Improving Performance Prediction of Electrolyte Formulations with Transformer-based Molecular Representation Model
Indra Priyadarsini, Vidushi Sharma, Seiji Takeda, Akihiro Kishimoto, Lisa Hamada, Hajime Shinohara
TL;DR
The study tackles the challenge of predicting electrolyte performance in multi-component formulations by learning a robust, composition-aware molecular representation. It combines a SELFIES-based BART pretraining regime with a simple, fixed-dimension formulation vector $SA = \sum_{i=1}^n c_i \boldsymbol{r_i}$, where $\boldsymbol{r_i} \in \mathbb{R}^d$, enabling effective downstream property prediction. Empirically, the approach achieves state-of-the-art RMSE on Coulombic efficiency ($\text{RMSE}=0.148$) and Li|I full-cell specific capacity ($\text{RMSE}=20.001$ mAh/g), outperforming competing methods such as F-GCN variants and MolFormer-based baselines. This indicates the method’s potential to accelerate electrolyte formulation discovery by providing a scalable, data-efficient representation that captures constituent interactions in high-dimensional chemical spaces.
Abstract
Development of efficient and high-performing electrolytes is crucial for advancing energy storage technologies, particularly in batteries.
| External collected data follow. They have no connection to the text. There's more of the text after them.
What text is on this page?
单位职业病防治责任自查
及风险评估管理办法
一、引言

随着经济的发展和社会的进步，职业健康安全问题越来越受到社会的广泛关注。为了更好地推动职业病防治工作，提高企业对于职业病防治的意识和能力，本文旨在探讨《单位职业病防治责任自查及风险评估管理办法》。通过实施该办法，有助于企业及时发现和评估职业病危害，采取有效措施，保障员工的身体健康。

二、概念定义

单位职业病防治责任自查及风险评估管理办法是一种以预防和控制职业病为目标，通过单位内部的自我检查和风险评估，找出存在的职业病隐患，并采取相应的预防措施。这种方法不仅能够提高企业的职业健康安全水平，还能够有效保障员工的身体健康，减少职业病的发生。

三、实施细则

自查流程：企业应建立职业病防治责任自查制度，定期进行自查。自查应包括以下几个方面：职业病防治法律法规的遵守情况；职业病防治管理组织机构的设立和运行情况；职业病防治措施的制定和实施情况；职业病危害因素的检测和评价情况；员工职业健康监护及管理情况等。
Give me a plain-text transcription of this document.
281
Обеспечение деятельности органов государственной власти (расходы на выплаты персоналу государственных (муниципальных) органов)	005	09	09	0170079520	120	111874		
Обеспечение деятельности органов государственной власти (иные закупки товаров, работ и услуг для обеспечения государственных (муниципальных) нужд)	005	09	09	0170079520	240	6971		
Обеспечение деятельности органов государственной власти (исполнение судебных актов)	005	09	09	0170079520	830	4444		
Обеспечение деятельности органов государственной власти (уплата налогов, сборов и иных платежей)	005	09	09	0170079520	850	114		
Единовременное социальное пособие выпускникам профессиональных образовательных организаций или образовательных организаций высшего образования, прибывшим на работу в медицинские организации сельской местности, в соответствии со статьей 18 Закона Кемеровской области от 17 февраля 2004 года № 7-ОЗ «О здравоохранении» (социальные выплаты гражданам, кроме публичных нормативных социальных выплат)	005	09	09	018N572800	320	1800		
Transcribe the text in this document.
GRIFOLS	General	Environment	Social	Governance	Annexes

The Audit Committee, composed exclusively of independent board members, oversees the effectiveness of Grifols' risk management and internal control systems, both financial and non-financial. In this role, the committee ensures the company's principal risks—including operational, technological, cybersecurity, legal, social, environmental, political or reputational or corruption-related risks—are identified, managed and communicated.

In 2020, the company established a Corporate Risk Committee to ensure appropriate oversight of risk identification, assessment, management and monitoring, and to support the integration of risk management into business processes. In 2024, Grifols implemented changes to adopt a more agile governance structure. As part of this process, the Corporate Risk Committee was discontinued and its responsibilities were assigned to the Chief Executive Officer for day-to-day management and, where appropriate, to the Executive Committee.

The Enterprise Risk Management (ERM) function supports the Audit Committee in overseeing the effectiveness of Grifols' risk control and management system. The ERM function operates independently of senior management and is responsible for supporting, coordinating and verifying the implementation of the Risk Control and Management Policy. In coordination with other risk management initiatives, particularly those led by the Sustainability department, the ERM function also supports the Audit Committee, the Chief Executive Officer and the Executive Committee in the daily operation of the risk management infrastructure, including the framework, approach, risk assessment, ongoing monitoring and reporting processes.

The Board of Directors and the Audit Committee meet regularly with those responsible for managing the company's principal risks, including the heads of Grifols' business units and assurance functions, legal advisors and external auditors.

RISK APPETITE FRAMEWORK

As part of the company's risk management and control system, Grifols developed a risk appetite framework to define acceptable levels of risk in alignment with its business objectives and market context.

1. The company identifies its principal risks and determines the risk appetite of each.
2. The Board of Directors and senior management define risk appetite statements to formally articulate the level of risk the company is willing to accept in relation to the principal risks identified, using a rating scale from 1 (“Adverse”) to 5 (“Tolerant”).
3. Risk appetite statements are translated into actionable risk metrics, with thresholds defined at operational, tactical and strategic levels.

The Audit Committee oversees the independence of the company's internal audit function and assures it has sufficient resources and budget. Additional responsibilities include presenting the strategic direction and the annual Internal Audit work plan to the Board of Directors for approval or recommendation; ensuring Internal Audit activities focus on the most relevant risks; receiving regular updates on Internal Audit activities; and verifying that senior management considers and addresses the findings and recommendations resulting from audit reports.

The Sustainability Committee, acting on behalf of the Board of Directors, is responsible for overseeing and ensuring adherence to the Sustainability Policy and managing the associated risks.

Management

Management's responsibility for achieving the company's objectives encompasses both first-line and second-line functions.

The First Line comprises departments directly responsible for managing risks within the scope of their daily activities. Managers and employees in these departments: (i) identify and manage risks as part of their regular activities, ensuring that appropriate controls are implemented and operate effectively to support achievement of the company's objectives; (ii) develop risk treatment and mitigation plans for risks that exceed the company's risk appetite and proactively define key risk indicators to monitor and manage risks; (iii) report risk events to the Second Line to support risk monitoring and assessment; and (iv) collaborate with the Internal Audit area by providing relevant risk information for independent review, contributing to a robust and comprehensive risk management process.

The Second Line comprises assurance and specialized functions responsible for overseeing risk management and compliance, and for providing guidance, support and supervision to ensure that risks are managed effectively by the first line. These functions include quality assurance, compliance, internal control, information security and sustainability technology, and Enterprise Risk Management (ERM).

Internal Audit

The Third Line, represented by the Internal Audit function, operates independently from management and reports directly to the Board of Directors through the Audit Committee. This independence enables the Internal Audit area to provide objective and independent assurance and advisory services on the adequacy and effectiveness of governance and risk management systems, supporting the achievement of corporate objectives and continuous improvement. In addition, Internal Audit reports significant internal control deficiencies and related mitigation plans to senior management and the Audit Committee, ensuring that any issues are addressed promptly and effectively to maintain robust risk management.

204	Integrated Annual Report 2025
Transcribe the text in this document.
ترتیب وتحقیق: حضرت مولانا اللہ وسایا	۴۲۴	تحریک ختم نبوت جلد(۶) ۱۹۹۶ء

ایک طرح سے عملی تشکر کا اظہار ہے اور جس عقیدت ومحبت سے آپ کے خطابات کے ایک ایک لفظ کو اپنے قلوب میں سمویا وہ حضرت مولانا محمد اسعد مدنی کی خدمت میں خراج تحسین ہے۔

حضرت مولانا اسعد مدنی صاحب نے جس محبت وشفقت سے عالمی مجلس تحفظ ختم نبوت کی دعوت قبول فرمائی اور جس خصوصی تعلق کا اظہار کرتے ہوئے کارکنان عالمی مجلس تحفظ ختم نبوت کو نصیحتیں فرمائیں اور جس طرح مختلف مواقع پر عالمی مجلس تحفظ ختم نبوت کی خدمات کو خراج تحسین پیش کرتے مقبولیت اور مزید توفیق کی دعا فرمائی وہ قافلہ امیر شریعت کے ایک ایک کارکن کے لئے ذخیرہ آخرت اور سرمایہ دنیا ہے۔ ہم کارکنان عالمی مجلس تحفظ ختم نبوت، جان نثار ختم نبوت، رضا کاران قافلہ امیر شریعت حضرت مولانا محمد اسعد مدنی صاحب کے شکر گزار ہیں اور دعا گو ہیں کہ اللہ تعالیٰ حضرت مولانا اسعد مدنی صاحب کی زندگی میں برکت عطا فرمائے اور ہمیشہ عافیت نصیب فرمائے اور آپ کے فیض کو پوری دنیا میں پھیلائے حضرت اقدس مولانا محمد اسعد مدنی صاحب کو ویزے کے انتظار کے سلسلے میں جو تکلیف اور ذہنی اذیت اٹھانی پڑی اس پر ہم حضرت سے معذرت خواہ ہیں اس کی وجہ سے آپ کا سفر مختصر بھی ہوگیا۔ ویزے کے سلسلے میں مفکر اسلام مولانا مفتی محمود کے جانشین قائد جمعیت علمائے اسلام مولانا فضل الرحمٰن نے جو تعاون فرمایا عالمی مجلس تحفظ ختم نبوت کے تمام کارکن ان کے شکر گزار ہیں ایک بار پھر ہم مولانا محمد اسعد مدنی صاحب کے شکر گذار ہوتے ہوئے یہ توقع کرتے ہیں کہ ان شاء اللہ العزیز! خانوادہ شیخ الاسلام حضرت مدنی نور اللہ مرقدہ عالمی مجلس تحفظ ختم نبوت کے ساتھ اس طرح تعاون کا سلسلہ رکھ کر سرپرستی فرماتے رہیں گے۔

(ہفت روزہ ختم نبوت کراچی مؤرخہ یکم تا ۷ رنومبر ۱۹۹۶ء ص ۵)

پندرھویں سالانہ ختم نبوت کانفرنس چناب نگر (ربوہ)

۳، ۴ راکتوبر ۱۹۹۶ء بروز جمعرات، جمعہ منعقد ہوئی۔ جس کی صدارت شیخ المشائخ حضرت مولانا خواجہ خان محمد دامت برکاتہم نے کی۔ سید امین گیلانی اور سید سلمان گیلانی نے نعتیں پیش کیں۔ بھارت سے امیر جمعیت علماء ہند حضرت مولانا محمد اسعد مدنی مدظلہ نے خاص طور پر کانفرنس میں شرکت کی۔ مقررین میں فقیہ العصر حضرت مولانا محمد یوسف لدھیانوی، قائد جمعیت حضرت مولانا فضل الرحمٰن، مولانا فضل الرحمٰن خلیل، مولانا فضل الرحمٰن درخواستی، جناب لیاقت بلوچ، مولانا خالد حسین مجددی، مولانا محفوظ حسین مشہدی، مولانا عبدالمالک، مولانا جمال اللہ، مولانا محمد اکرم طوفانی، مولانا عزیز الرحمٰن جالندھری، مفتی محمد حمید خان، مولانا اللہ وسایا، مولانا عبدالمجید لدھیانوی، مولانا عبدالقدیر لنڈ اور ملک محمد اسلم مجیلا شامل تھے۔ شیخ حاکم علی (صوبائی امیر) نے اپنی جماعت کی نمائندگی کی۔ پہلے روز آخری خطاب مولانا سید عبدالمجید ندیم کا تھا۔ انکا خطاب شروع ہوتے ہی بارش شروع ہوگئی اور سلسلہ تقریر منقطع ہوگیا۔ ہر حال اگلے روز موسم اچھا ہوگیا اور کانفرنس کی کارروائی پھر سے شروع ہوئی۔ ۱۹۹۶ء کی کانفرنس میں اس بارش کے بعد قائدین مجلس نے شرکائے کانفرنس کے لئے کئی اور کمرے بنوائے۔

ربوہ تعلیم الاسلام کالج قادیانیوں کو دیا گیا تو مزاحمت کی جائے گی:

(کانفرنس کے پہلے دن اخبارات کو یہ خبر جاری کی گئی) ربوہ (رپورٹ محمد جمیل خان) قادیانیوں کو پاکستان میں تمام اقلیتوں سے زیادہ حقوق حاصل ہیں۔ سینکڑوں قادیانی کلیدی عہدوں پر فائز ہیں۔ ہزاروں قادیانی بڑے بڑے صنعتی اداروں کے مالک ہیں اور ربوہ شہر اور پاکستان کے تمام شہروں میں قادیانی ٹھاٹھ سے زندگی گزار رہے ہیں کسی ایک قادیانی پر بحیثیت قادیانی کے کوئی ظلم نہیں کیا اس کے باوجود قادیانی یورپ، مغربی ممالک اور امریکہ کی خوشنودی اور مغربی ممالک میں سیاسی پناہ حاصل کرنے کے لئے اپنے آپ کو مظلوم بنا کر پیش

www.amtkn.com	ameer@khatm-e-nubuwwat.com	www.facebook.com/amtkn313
Predicting the performance of battery electrolytes rely on complex interactions between the individual constituents. Consequently, a strategy that adeptly captures these relationships and forms a robust representation of the formulation is essential for integrating with machine learning models to predict properties accurately. In this paper, we introduce a novel approach leveraging a transformer-based molecular representation model to effectively and efficiently capture the representation of electrolyte formulations. The performance of the proposed approach is evaluated on two battery property prediction tasks and the results show superior performance compared to the state-of-the-art methods.